3- Nevevî, mesh'in seferde ve hazerde, bir ihtiyaca mebni olsun olmasın, hatta evinde kalan kadına, yürüyemeyen sakata bile caiz olduğu hususunda icma edildiğini belirtir. Sadece İmam Mâlik'ten farklı görüşler rivayet edildiğine dikkat çektikten sonra: "Onun mezhebinde de meşhur görüş, diğer mezheplerde olduğu gibidir" der.

4- Hadis, Resulullah (aleyhissalâtu vesselâm)'ın abdest bozmak üzere tenhaya gittiğini, beraberinde abdest suyu taşıdığını, abdest bozduktan sonra hemen abdest alıp, namaz  kıldığını gösteriyor. Bu namaz farz namazlardan biri olmayıp, abdest alınca kılınmasını  sünnet kılıp tavsiye etti iki rekatlik abdest namazı olmalıdır.

5- Abdest alırken  cübbenin kolu, darlığı sebebiyle yukarıya doğru çemrenememiş, bu sebeple koldan tamamen çıkarılıp cübbe omuzda bırakılıp, kollar cübbenin altından çıkarılmıştır. Bu cübbenin önünün kapalı olduğu anlaşılmaktadır. Bu hal ihtiyaç durumunda caiz ise de cemaat arasında caiz olmayacağı, böylesi bir giyinmenin meşru sayılmayacağı açıktır.

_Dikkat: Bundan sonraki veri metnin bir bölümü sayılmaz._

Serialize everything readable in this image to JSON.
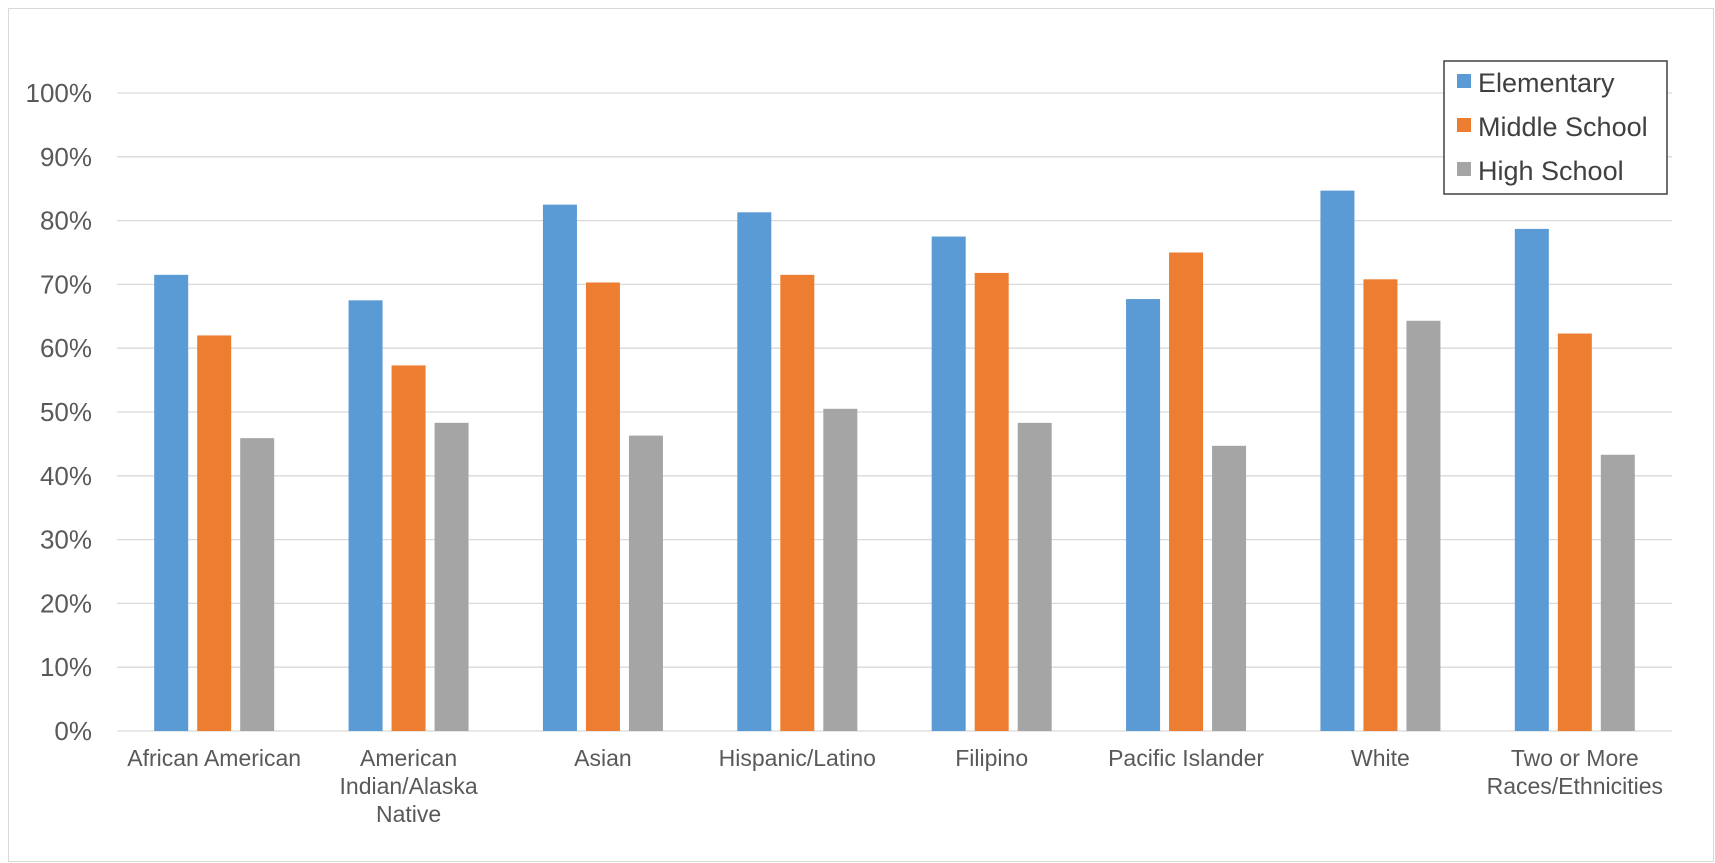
{
  "chart_data": {
    "type": "bar",
    "title": "",
    "xlabel": "",
    "ylabel": "",
    "ylim": [
      0,
      100
    ],
    "y_ticks": [
      "0%",
      "10%",
      "20%",
      "30%",
      "40%",
      "50%",
      "60%",
      "70%",
      "80%",
      "90%",
      "100%"
    ],
    "grid": true,
    "legend_position": "top-right",
    "categories": [
      [
        "African American"
      ],
      [
        "American",
        "Indian/Alaska",
        "Native"
      ],
      [
        "Asian"
      ],
      [
        "Hispanic/Latino"
      ],
      [
        "Filipino"
      ],
      [
        "Pacific Islander"
      ],
      [
        "White"
      ],
      [
        "Two or More",
        "Races/Ethnicities"
      ]
    ],
    "series": [
      {
        "name": "Elementary",
        "color": "#5b9bd5",
        "values": [
          71.5,
          67.5,
          82.5,
          81.3,
          77.5,
          67.7,
          84.7,
          78.7
        ]
      },
      {
        "name": "Middle School",
        "color": "#ed7d31",
        "values": [
          62.0,
          57.3,
          70.3,
          71.5,
          71.8,
          75.0,
          70.8,
          62.3
        ]
      },
      {
        "name": "High School",
        "color": "#a5a5a5",
        "values": [
          45.9,
          48.3,
          46.3,
          50.5,
          48.3,
          44.7,
          64.3,
          43.3
        ]
      }
    ]
  }
}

6- 3693 numaralı rivayette geçen ibare bazı farklı anlamlara imkan tanımıştır. Şöyle ki:  Resulullah'ın: "Ben mestlerimi abdestli olarak giydim" ibaresini Şâfiîler: "Abdest tamamlandıktan sonra giydim" şeklinde anlayarak,  abdest tamamlanmadan giyilen mestlere mesh edilemeyeceği hükmünü çıkarmışlardır. Yani, bir insan abdest alırken ayağından yıkamaya başlasa, ayağının birini yıkayıp kurulasa ve hemen mestini giyse, diğerini de yıkayıp giyinse, sonra diğer uzuvlarını yıkasa veya normal sırayla yıkayarak ayaklarına gelse, ayaklarından birini yıkar yıkamaz mestini giyse, sonra diğerini yıkasa ve mestini giyse, bu abdesti bozulunca, o mestlerin üzerine meshedemez, çünkü mestlerini tam temizlik üzere giymemiştir. Zira ayağın biri yıkanmış, ama diğeri yıkanmadığı için tam temiz sayılmaz, tam temiz sayılmadan mestini giymiş olmaktadır. Tam temiz sayılması için abdest işi tamamen bitmiş olacak. İşte bu durumda giyilen mest Şâfiîlere göre meshetmek için elverişlidir. Bu meselede Mâlikiler, Hanbelîler ve İshak İbnu Râhûye ve Şâfiî hazretleri gibi hükmetmişlerdir.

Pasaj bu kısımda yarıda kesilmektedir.